The article noted that Exelon, one of the nation’s largest utilities, told the EPA that its effort to change a rule that has cut emissions of mercury and other toxins is “an action that is entirely unnecessary, unreasonable, and universally opposed by the power generation sector.”
Coarse fixations on fine-grain issues inevitably results in bad policy. Here we’re seeing it in regulations, as a frequent refrain from the Republicans is Regulation is bad!
It’s not hard to find others. Taxation should leap right to mind, as illustrated by the Kansas debacle I far too frequently reference.
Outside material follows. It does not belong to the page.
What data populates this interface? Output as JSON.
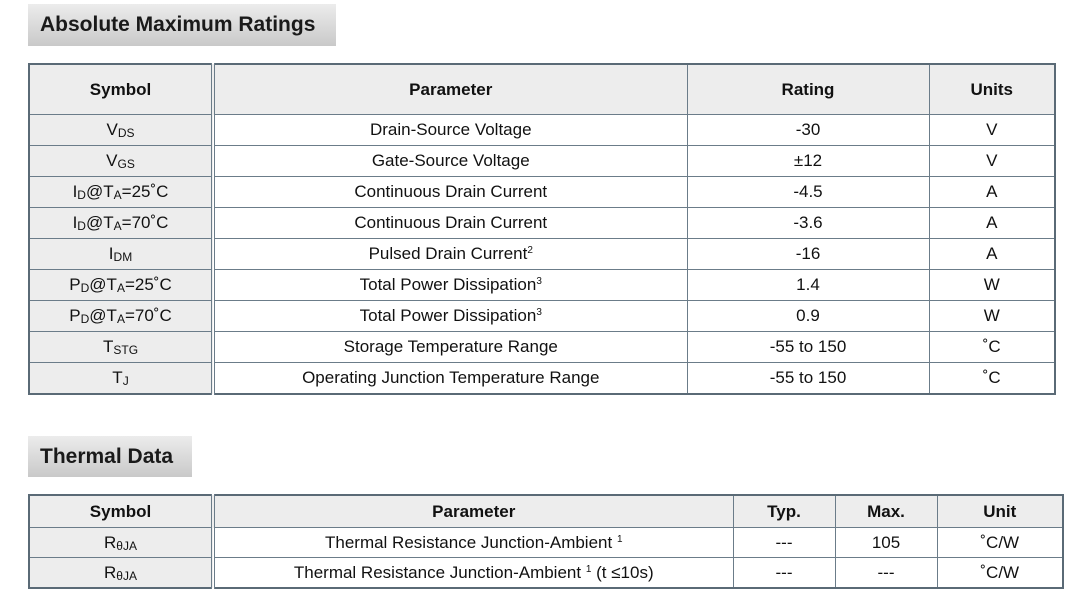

Another is the 2017 Federal tax reform bill, which independent economists have waved off as ineffective – and measurements of the economy have confirmed as not reaching its pie-in-the-sky goals.
But I note a party suffused with religion, primarily the evangelicals, married to a set of political positions with an absolutist tenor that is absolutely inappropriate and marks adherents as second-raters. This is what Barry Goldwater warned us about – and, for those of us older than I, doesn’t he look like a moderate these days?
Next time you run into a Republican screaming we’re overregulated, point him at that Post article, and then tell him that, no, he’s not done doing government. Not even close. Government doesn’t guarantee corporate profits; it tries to ensure citizen safety as balanced against freedom, etc.